The Twin Falls District of the U.S. Bureau of Land Management had planned to show off its new office building in Twin Falls to the public during an open house last Wednesday. But just hours before the open house, the agency announced it was canceling the event.
“The delay of our open house was indeed related to wanting to take an abundance of caution in light of the situation going on in Harney County,” BLM spokeswoman Heather Tiel-Nelson said Friday. The agency plans to reschedule the event. “At this point we do not know when that will be,” she said.
On Jan. 2, an armed group led by Ammon Bundy began occupying the Malheur National Wildlife Refuge near Burns, Ore., to protest federal land use policies. As of Friday, 11 people had been taken into custody, including Bundy. Four members of the armed group were still at the refuge, including Sean and Sandy Anderson, from Riggins.
Statewide, BLM has not closed any offices or scaled back activities, said Erin Curtis, Idaho BLM deputy state director for communications.

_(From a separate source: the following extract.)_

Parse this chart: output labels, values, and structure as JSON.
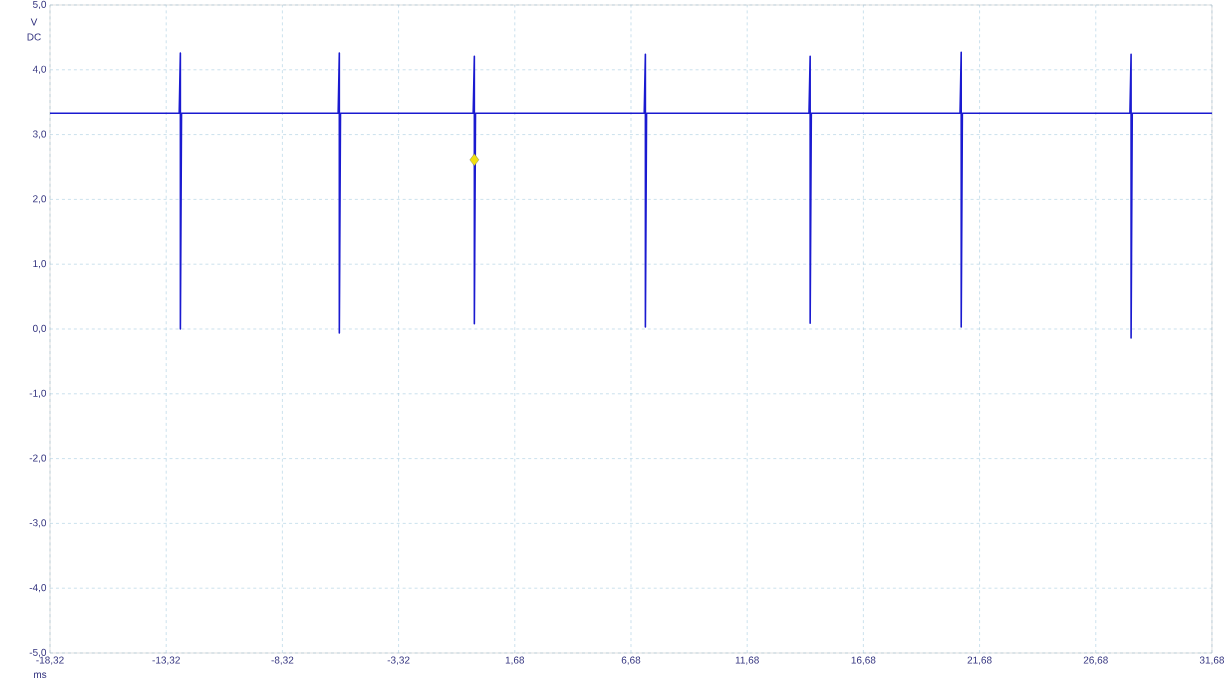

“We have been having a lot of communication with our employees about having heightened situational awareness, particularly in our more rural offices,” Curtis said. “We have been taking an abundance of caution and being a little bit more aware as we have been going through the week. Other than that, we have been situation normal.”
The U.S. Fish & Wildlife Service, which operates national wildlife refuges, has communicated to its employees, too, though it did not provide details Friday.
“Due to the evolving situation in eastern Oregon, all service stations are on alert and being advised to take appropriate caution,” said Gavin Shire, the service’s chief of public affairs.